Il regista ci scrive......
Questo film, in qualche modo, è influenzato
dalla frequenza che da oltre vent’anni mio figlio Daniele ha con questa
meravigliosa comunità.
Qui io e la mia famiglia abbiamo trovato
quella cura e quel sostegno di cui avevamo bisogno per guardare con una certa
fiducia al futuro di nostro figlio..
Gli amici di Daniele e gli operatori che
quotidianamente lo seguono con impegno e professionalità, sono diventati gli
angeli della nostra speranza. Quella speranza che il mio film vuole dare a
tutte quelle famiglie che hanno in casa il problema della disabilità
intellettiva, accendendo un fascio di luce su questi “cittadini invisibili”. Di
loro, di solito, i mezzi di comunicazione si occupano solo quando sono vittime
o protagonisti di gravi fatti di cronaca.
Non ho la presunzione con il mio film di
trovare o proporre soluzioni sociopolitiche o terapeutiche al grande problema
della disabilità intellettiva, mi basta che lo spettatore dopo aver visto il
film, incontrando un disabile sottobraccio a un familiare, non giri la testa
dall’altra parte ma gli faccia un sorriso o, meglio ancora, una carezza.
Vittorio
Sindoni
Con tanto affetto
“Abbraccialo per me” un film di forte
impatto emotivo del regista Vittorio Sindoni.

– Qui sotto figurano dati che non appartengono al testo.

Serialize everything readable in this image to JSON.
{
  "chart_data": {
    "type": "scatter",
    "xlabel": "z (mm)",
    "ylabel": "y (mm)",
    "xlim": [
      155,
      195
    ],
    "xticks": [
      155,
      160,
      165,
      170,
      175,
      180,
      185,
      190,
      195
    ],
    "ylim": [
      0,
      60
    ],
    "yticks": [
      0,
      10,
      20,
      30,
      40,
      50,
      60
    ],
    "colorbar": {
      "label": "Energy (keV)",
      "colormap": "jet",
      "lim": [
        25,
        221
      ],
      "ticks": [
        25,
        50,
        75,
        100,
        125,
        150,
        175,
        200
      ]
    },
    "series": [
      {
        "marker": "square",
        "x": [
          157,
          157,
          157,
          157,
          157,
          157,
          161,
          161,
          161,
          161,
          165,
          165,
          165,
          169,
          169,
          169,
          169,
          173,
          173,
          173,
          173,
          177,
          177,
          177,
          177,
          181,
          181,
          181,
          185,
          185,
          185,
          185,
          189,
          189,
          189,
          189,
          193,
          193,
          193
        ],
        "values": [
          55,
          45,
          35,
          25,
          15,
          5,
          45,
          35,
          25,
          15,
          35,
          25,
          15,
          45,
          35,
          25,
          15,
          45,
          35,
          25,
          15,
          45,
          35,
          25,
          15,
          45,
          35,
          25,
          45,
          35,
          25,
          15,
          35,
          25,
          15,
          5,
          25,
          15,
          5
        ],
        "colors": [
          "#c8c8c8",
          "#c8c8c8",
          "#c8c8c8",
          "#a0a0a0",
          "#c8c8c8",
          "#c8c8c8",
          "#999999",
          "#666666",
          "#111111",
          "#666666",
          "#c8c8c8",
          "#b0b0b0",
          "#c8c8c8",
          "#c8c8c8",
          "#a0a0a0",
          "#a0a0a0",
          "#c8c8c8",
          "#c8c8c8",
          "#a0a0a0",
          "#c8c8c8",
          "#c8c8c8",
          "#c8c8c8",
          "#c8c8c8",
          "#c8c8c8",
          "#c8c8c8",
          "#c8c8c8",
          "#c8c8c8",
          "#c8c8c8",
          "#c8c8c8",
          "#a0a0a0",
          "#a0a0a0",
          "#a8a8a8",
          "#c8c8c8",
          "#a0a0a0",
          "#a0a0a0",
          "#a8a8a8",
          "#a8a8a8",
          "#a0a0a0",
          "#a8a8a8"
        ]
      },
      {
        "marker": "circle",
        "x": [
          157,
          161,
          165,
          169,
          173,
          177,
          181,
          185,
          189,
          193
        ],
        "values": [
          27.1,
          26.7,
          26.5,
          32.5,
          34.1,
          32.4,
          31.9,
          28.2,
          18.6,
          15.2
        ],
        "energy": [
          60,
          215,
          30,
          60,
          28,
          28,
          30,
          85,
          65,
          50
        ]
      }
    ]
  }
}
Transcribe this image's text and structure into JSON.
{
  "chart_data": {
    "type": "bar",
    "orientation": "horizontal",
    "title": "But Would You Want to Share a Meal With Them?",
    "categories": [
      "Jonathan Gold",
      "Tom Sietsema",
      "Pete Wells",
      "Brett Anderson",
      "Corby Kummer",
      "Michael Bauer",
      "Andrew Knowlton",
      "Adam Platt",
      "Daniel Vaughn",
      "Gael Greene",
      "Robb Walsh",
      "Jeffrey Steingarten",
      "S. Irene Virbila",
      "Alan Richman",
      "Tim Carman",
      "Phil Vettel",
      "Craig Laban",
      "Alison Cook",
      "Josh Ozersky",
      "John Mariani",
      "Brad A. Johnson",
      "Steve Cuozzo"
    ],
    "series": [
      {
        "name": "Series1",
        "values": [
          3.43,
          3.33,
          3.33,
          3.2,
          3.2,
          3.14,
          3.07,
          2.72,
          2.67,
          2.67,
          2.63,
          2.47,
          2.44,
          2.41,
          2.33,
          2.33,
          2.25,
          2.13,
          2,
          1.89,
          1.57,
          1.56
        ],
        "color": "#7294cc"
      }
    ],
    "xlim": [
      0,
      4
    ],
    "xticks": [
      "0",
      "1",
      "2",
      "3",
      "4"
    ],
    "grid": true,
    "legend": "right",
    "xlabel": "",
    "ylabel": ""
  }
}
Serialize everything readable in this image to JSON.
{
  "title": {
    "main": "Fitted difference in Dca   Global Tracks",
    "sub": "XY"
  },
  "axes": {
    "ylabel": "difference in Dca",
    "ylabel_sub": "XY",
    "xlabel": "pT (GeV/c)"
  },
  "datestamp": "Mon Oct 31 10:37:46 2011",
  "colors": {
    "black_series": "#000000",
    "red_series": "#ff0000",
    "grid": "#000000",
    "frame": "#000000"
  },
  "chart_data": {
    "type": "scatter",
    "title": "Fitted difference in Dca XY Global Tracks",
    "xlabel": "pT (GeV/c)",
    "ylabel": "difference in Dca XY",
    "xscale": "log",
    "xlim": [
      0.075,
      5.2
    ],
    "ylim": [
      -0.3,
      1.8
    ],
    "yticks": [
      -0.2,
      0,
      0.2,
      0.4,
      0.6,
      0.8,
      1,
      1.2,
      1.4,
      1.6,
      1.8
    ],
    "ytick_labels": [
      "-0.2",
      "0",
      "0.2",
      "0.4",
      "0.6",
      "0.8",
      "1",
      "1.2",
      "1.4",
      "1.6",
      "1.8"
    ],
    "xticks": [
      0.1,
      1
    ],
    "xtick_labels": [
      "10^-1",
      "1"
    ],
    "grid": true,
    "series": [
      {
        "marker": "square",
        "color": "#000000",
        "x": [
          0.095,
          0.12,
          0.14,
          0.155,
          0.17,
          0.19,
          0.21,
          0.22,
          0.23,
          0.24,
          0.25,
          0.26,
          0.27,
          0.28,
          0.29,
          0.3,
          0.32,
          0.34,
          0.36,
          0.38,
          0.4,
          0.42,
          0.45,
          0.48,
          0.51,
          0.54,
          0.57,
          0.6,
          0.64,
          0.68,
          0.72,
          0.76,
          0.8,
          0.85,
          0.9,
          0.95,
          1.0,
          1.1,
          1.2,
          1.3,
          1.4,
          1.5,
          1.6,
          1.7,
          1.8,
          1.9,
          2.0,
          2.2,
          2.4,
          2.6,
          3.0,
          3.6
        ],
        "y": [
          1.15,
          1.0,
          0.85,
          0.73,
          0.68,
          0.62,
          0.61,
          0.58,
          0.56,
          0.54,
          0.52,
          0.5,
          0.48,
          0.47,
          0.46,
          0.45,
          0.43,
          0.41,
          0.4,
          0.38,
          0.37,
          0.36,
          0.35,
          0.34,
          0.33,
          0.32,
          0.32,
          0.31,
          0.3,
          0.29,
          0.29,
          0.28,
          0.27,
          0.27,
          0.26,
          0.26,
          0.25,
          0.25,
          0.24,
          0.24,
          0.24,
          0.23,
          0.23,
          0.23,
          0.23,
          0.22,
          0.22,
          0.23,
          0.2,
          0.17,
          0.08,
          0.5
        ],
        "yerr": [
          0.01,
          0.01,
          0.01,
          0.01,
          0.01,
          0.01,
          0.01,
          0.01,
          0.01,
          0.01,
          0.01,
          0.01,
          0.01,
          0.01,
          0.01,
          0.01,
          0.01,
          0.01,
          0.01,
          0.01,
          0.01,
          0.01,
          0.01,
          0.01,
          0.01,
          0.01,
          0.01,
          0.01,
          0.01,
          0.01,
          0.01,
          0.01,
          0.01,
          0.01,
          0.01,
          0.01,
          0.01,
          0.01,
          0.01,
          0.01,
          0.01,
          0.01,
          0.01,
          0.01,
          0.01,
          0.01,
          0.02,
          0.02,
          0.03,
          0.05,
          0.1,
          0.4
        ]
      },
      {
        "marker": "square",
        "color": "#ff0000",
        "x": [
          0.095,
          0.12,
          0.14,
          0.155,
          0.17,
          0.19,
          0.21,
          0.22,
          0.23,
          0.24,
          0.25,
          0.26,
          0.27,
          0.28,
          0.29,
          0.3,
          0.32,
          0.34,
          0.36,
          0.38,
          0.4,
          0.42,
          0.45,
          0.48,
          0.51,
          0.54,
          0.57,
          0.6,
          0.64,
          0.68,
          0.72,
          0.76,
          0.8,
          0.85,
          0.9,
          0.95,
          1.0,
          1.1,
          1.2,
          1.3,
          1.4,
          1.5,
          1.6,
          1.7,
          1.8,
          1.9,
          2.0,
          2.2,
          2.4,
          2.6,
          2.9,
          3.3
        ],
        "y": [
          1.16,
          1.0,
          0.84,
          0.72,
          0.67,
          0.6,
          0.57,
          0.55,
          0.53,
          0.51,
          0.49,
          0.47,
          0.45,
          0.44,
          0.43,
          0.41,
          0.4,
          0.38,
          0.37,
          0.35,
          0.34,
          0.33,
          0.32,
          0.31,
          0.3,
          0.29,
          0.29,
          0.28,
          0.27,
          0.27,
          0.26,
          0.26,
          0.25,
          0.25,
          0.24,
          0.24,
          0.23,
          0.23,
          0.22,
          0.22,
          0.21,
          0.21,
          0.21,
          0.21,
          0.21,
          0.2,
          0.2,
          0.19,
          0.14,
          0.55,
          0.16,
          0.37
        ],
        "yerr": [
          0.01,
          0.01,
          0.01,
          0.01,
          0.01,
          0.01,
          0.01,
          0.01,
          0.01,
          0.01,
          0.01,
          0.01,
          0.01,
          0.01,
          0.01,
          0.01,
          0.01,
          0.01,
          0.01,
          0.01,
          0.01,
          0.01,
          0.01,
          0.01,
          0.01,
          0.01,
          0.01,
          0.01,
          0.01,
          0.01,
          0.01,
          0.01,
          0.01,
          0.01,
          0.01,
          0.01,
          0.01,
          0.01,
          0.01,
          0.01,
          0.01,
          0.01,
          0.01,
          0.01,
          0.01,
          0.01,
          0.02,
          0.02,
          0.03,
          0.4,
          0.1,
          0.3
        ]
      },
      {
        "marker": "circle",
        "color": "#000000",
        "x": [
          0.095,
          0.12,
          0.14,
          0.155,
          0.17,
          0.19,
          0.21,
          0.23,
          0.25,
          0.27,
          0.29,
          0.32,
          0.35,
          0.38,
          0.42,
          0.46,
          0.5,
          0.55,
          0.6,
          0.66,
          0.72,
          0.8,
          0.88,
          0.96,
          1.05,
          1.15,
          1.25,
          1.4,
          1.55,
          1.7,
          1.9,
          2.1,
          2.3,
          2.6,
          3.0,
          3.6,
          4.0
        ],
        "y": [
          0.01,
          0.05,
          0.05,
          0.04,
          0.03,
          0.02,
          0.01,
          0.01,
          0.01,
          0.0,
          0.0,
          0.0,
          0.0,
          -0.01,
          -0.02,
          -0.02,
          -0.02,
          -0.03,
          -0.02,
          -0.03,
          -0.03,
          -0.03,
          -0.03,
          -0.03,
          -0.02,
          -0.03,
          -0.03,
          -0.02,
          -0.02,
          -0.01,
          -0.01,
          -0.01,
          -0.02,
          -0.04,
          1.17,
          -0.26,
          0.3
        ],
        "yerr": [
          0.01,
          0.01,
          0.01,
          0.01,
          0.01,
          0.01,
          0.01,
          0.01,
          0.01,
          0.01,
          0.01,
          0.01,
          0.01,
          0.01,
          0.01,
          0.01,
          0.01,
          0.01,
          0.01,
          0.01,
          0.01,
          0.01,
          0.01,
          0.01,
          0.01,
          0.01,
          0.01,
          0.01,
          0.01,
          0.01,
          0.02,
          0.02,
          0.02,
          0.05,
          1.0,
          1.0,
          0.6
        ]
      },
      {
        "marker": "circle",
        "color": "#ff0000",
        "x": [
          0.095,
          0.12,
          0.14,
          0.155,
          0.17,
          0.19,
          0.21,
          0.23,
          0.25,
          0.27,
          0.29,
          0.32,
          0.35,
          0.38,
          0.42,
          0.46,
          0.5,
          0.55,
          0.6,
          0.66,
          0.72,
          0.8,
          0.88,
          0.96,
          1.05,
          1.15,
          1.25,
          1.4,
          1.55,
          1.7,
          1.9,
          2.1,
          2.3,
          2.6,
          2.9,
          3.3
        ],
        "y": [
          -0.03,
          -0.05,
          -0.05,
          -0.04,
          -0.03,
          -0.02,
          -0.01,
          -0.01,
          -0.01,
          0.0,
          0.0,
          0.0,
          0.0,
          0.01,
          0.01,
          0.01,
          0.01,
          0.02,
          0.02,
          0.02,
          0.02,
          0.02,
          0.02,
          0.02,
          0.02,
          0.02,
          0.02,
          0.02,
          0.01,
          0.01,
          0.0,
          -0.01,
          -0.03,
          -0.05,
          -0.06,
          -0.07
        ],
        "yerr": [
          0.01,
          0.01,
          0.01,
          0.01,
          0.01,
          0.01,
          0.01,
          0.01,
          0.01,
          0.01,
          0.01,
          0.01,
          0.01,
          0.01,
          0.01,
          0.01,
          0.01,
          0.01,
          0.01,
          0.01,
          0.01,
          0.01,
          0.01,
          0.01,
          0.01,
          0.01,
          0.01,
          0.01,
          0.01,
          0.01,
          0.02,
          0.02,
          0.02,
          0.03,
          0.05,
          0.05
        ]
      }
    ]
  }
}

Una storia che tocca in modo realistico una serie di importanti temi
che nel mondo del disagio mentale si presentano spesso. Sono storie famigliaricon percorsi che si ripetono e meccanismi
difficili da modificare.
Famiglie sempre più sole, che hanno difficoltà a chiedere aiuto e che arrivano a disgregarsi.
Contesti sociali, scuola, quartiere, ostili, ipercritici e giudicanti che
portano inevitabilmente alla chiusura.
Nel film bene vengono rappresentate
dinamiche familiari che vedono mamme ipercoinvolte con il figlio problematico, con padri periferici che si sentono
esclusi dal rapporto “simbiotico” privilegiato tra madre e figlio, e che
inevitabilmente scadono nel vortice dell’accusa reciproca,
della distanza emotiva e della separazione. Ed il giovane “fragile“ che si
sente causa di tutti i problemi famigliari.
Situazioni complesse che si ripetono. Ed
il regista non si limita solo a raccontare in modo realistico ciò che accade in tante famiglie che vivono il disagio
psichico, ma individua nel finale del film tra le varie possibilità uno
spiraglio, una via d’uscita: la casa famiglia dove il giovane potrà essere accolto con affetto,
competenza e professionalità, dove potrà esprimere e potenziare le sue risorse e
passioni. E dove la sofferenza della famiglia verrà accolta e ascoltata,
favorendo un percorso di collaborazione con la
stessa, che preveda un graduale distacco e un aiuto.
Quindi una chiusura
positiva del film che apre alla speranza e delinea
possibili vie di soluzione a problemi complessi.